The second decision is external motion controller or parallel port. Both Mach3 and Mach4 have a parallel port option,
the Mach3 parallel port is free whereas the Mach4 parallel port called Darwin has a $25 license fee. Both parallel ports
require that you use Windows 7 or earlier and 32 bit OS. The parallel port despite its popularity (being cheap/free) is
not as stable and robust as a good external controller.

Well known, good quality controllers that have full manufacturers support include the Ethernet SmoothStepper (Warp9),
the UC300 (CNCDrive) or the 57CNC (PoKeys). These three all have both Mach3 AND Mach4 plugins. All three have fully developed
Mach3 plugins whereas The Ethernet SmoothStepper enjoys an edge in capability over the other two in Mach4. They range
in price from about $140 to $190.

There are other controllers like the CSMIO (CSLabs) at 600 Euro and the Hicon Integra (Vital Systems) at $600 for the base
model (more for various extra activated features); as you see they are very much more expensive.

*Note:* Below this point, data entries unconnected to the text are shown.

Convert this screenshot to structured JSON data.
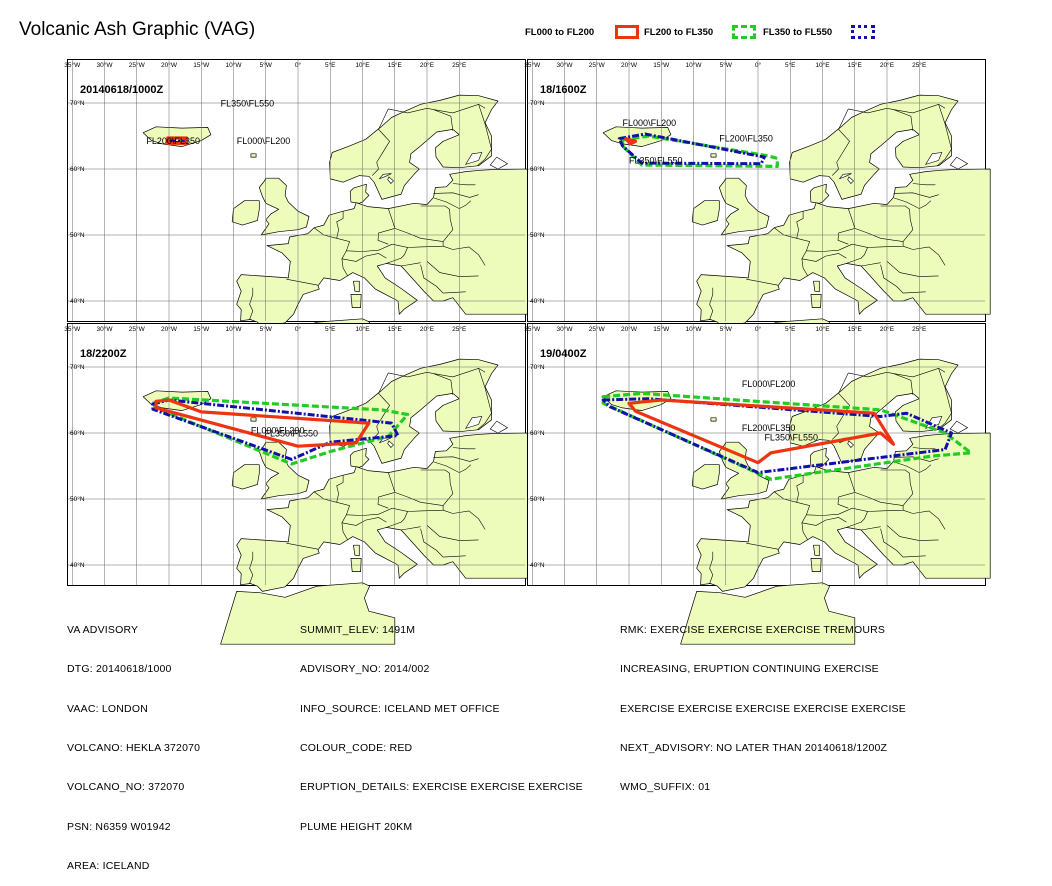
{
  "title": "Volcanic Ash Graphic (VAG)",
  "legend": [
    {
      "label": "FL000 to FL200",
      "color": "#ee3311",
      "style": "solid"
    },
    {
      "label": "FL200 to FL350",
      "color": "#22cc22",
      "style": "dashed"
    },
    {
      "label": "FL350 to FL550",
      "color": "#1111aa",
      "style": "dashdot"
    }
  ],
  "axes": {
    "lon_ticks": [
      "35°W",
      "30°W",
      "25°W",
      "20°W",
      "15°W",
      "10°W",
      "5°W",
      "0°",
      "5°E",
      "10°E",
      "15°E",
      "20°E",
      "25°E"
    ],
    "lat_ticks": [
      "70°N",
      "60°N",
      "50°N",
      "40°N"
    ]
  },
  "panels": [
    {
      "time": "20140618/1000Z",
      "labels": [
        {
          "text": "FL350\\FL550",
          "lon": -12,
          "lat": 69.5
        },
        {
          "text": "FL200\\FL350",
          "lon": -23.5,
          "lat": 63.8
        },
        {
          "text": "FL000\\FL200",
          "lon": -9.5,
          "lat": 63.8
        }
      ],
      "polygons": {
        "fl000_fl200": [
          [
            -20.2,
            64.7
          ],
          [
            -17.3,
            64.7
          ],
          [
            -17.3,
            63.9
          ],
          [
            -20.2,
            63.9
          ]
        ],
        "fl200_fl350": [
          [
            -20,
            64.3
          ],
          [
            -17.5,
            64.3
          ],
          [
            -17.5,
            63.9
          ],
          [
            -20,
            63.9
          ]
        ],
        "fl350_fl550": [
          [
            -20,
            64.2
          ],
          [
            -17.7,
            64.2
          ],
          [
            -17.7,
            63.95
          ],
          [
            -20,
            63.95
          ]
        ]
      }
    },
    {
      "time": "18/1600Z",
      "labels": [
        {
          "text": "FL000\\FL200",
          "lon": -21,
          "lat": 66.5
        },
        {
          "text": "FL200\\FL350",
          "lon": -6,
          "lat": 64.2
        },
        {
          "text": "FL350\\FL550",
          "lon": -20,
          "lat": 60.8
        }
      ],
      "polygons": {
        "fl000_fl200": [
          [
            -20.5,
            64.6
          ],
          [
            -19.8,
            63.8
          ],
          [
            -19.0,
            64.2
          ]
        ],
        "fl200_fl350": [
          [
            -21,
            64.4
          ],
          [
            -17,
            65.0
          ],
          [
            1.5,
            62.0
          ],
          [
            3.0,
            61.6
          ],
          [
            3.0,
            60.4
          ],
          [
            -18,
            60.6
          ],
          [
            -21,
            63.5
          ]
        ],
        "fl350_fl550": [
          [
            -21.5,
            64.6
          ],
          [
            -17.5,
            65.3
          ],
          [
            1.0,
            61.8
          ],
          [
            0.5,
            60.8
          ],
          [
            -18,
            60.9
          ],
          [
            -21,
            63.5
          ]
        ]
      }
    },
    {
      "time": "18/2200Z",
      "labels": [
        {
          "text": "FL000\\FL200",
          "lon": -7.3,
          "lat": 59.9
        },
        {
          "text": "FL350\\FL550",
          "lon": -5.2,
          "lat": 59.5
        }
      ],
      "polygons": {
        "fl000_fl200": [
          [
            -22,
            64.8
          ],
          [
            -20,
            65.0
          ],
          [
            -15,
            63.2
          ],
          [
            11,
            61.5
          ],
          [
            9,
            58.5
          ],
          [
            0,
            58.0
          ],
          [
            -22,
            63.8
          ]
        ],
        "fl200_fl350": [
          [
            -22.5,
            64.5
          ],
          [
            -20,
            65.3
          ],
          [
            13,
            63.5
          ],
          [
            17,
            62.8
          ],
          [
            14,
            59.5
          ],
          [
            5,
            57.2
          ],
          [
            -1,
            55.3
          ],
          [
            -22,
            63.8
          ]
        ],
        "fl350_fl550": [
          [
            -22.5,
            64.4
          ],
          [
            -20,
            65.0
          ],
          [
            14.5,
            61.5
          ],
          [
            15.5,
            59.6
          ],
          [
            5,
            58.6
          ],
          [
            -1,
            56.0
          ],
          [
            -22.5,
            63.6
          ]
        ]
      }
    },
    {
      "time": "19/0400Z",
      "labels": [
        {
          "text": "FL000\\FL200",
          "lon": -2.5,
          "lat": 67.0
        },
        {
          "text": "FL200\\FL350",
          "lon": -2.5,
          "lat": 60.3
        },
        {
          "text": "FL350\\FL550",
          "lon": 1,
          "lat": 58.9
        }
      ],
      "polygons": {
        "fl000_fl200": [
          [
            -20,
            64.5
          ],
          [
            -15,
            65.0
          ],
          [
            18,
            63.0
          ],
          [
            21,
            58.3
          ],
          [
            19,
            60.0
          ],
          [
            2,
            57.0
          ],
          [
            0,
            55.5
          ],
          [
            -19,
            63.3
          ]
        ],
        "fl200_fl350": [
          [
            -24,
            65.5
          ],
          [
            -18,
            66.0
          ],
          [
            19,
            63.5
          ],
          [
            29,
            60.0
          ],
          [
            33,
            57.0
          ],
          [
            27,
            56.5
          ],
          [
            2,
            53.0
          ],
          [
            -24,
            64.5
          ]
        ],
        "fl350_fl550": [
          [
            -24,
            65.0
          ],
          [
            -17,
            65.2
          ],
          [
            19,
            62.5
          ],
          [
            23,
            63.0
          ],
          [
            30,
            60.0
          ],
          [
            29,
            57.5
          ],
          [
            0,
            54.0
          ],
          [
            -23,
            64.0
          ]
        ]
      }
    }
  ],
  "advisory": {
    "col1": [
      "VA ADVISORY",
      "DTG: 20140618/1000",
      "VAAC: LONDON",
      "VOLCANO: HEKLA 372070",
      "VOLCANO_NO: 372070",
      "PSN: N6359 W01942",
      "AREA: ICELAND"
    ],
    "col2": [
      "SUMMIT_ELEV: 1491M",
      "ADVISORY_NO: 2014/002",
      "INFO_SOURCE: ICELAND MET OFFICE",
      "COLOUR_CODE: RED",
      "ERUPTION_DETAILS: EXERCISE EXERCISE EXERCISE",
      "PLUME HEIGHT 20KM"
    ],
    "col3": [
      "RMK: EXERCISE EXERCISE EXERCISE TREMOURS",
      "INCREASING, ERUPTION CONTINUING EXERCISE",
      "EXERCISE EXERCISE EXERCISE EXERCISE EXERCISE",
      "NEXT_ADVISORY: NO LATER THAN 20140618/1200Z",
      "WMO_SUFFIX: 01"
    ]
  }
}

There are a number of cheap to very cheap Chinese made controllers, seldom do they work well and none I know of support
all of Mach3s features and worse still you get zero support from the manufacturer. There is one Chinese manufacturer offering
what they claim is a Mach4 capable controller, XHC, it so buggy....avoid like the plague.

Craig


My wife left with my best friend...
     and I miss him!
Re: parallel port to serial
« Reply #9 on: July 09, 2019, 11:34:46 AM »
Hi, thanks for info.
Retrofitting looks like best option (probably only option ) and fun project to do.
Machine build does not look bad, apparently they used a German Spindle(water cooled), I generally try stay away from Chinese machines, for quality and support. You get better support from 50 year old machines than you do on brand new Chinese machines, but anyway I have the machine now.
 
The Ethernet SmoothStepper looks like the way to go, why not use mach4, not that much of a price difference.
Will this be able to control my spindle as well or should I just leave spindle alone?
What else will would I need to buy?
I assume a can keep the stepper motors already on the machine.
From what I can see the controller board connects to another board, think it is the board that drives the motors.
Will I need to replace this?

Sorry for stupid questions, not very clued up on electronic side.
Yet I have another project lined up - got a Deckel FP3 NC machine that I need to get up and running one day.
Hopefully that I wont have to retrofit, but who knows I might end up doing one day.